-Omnia mutantur nihil interit-

Her şey değişir, hiçbir şey yok olmaz…

Kuantum fiziği ya da mekaniğinin kuramıdır. Maddeler yok olmaz, değişime uğrar.

Mutlak doğru yoktur, tecrübeler vardır.

Tek gerçek olan şey ise her şeyin değiştiğidir ancak hiçbir şeyin sonsuza kadar yok olamayacağıdır.

Hayatımız tam olarak böyledir.

Doğru bildiğimiz ya da sandığımız her şey her an değişime uğrayabilir.

Ölüm bile bir yok oluş değil, bir değişimin başlangıcıdır.

Mezun olduğumda ‘başka bir iş yapmam’ diyordum…

Öyle bir noktaya geldim ki normalde hiç düşünmediğim bir işi 10 yıl yaptım.

Çay demlemeyi bile bilmezken, kendimi kafe işletir halde buldum.

İlginçtir sosyal olmayan biriydim ama bu işi sevdim. Hatta öyle ki; işimi yüceltmek için günlerimi, yıllarımı verdim. Bilen bilir, iyi ve güzel olsun diye elimden geleni yaptım.

Sonrası zirveden dibe… Tabii bunun bazı nedenleri var.

Ve her nedenin bir bedeli… Bir gün anlatırım.

Artık o kafe yok. Yani sonsuza kadar yok mu oldu, değişime mi uğruyor?

Mademki hiçbir şey sonsuza kadar yok olmaz, belki de değişiyordur, bilemeyiz.

Şimdi Medya Keşan’dayım.

Yaklaşık 15 yıl önce bıraktığım gazetecilik mesleğine, eğitimini aldığım işe geri döndüm.

Ne kafe, ne de gazete madde değildi. Sadece bir işti. Ama her ikisi de değişmişti ya da değişiyordu.

Demek ki değişen sadece maddeler değil, yaptığımız işler, geçirdiğimiz hayat, biz…

Fiziki değişimin yanında ruhani değişimler. Belki de biz sadece insanların ruhu olduğuna inanıyoruz. Belki de canlı, cansız her şeyin bir ruhu vardır. Yani ruh için cana ihtiyaç yoktur belki de…

Ne diyordu; “eşyayı bile incitme” Öyle mi?

Belki de asıl yok oluş, bir şeyden vazgeçmektir.

Yani yıllar sonra gazeteciliğe dönüşüm, kaderin yavaşça ve hissettirmeden beni buraya doğru sürüklemesi…
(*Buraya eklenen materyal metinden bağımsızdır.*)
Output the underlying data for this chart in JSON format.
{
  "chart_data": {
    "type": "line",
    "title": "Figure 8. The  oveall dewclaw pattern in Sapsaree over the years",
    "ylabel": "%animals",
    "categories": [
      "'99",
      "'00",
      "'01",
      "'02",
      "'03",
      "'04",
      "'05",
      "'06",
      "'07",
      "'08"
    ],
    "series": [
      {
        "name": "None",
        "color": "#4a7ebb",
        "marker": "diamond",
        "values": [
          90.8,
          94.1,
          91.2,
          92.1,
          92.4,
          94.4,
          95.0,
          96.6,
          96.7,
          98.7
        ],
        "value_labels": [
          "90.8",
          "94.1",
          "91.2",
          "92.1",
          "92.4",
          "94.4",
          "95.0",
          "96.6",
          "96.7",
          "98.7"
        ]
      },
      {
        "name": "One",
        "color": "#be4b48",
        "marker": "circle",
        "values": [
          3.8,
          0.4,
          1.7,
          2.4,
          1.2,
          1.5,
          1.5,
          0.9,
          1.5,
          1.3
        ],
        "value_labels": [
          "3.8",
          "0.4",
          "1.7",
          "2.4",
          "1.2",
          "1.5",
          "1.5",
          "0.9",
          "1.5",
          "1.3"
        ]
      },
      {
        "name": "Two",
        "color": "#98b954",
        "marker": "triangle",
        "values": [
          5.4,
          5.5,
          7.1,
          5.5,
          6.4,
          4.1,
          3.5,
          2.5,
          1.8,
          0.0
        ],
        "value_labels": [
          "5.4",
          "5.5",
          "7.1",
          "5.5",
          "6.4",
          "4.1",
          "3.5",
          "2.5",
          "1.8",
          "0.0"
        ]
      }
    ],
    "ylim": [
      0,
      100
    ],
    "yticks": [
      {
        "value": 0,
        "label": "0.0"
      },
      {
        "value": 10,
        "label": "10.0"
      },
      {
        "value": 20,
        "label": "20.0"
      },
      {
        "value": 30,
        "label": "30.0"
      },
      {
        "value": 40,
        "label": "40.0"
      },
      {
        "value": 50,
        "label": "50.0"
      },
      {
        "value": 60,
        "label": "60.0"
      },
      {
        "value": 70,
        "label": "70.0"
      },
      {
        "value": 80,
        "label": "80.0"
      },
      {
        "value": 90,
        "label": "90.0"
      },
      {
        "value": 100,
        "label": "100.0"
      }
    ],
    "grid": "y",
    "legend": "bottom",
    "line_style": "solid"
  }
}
Belki de içimde bir yerlerde, derinlerde geri dönme isteği hep vardı ve belki de gazetecilikten hiç vazgeçmemiştim. Yani aslında değişmiş ama yok olmamış bir hayat, yeniden var oldu. Başka bir yerde ve başka bir şekilde…

Siyaset

Bazı beklentiler var. Yazı yazmamı bekleyen insanlar. Açıkçası bu kadar uzun zaman sonra geri dönmek kolay değil. Haber yazmaya çabuk alıştım. Pek bir şey unutmamışım. Ama makale yazmak öyle basit değil. Siyasi eleştiri ağırlıklı yazmak ise bu zamanda gerçekten zor…

Çünkü siyaset değişti, toplum değişti. Tahammül sınırları geri çekildi. Her yazılana, her söylenene düşmanca bir tavır alınır oldu. Cepheleşmek, ayrışmak… Sanki zaruri bir hale geldi. Sadece karşıt görüşü değil kendine yakın olanı eleştirmek de, suçlanmaya sebep oldu. ‘hain’ diye anılmak gündelik oldu.

Peki, nasıl olacak bu işler? Şöyle olacak…

Saygı duyacaksınız, saygı duyacağız… Niyetimiz kimseyi incitmek, kırmak değil, doğruyu bulmak.

Zaten kişilerle işim olmaz, benim derdim dünyayla…

Mustafa Bezbaş

Şunu da belirtmeden geçemem. Medya Keşan’ın sahibi Mustafa Bezbaş. Siyasi beklentileri var bununla ilgili mücadele halinde. Bunu hepimiz biliyoruz, sır değil.

Kendisine yolunda başarılar dilerim, hak ettiği ne varsa onun olsun.

Kim neyi hak ediyorsa, ona varsın.

Ancak kimse Mustafa Bezbaş’ın sahibi olduğu gazetede çalışıyorum diye bana “Bezbaş’ın adamı” muamelesi yapmaya kalkmasın. Kimsenin hiçbir şeyi olmam.

Mustafa Kemal’in askeriyim… bu da benim sırrım değil.

Ama ekmek yediğim yeri de, bana ekmek vereni de, kendimi de ezdirmem.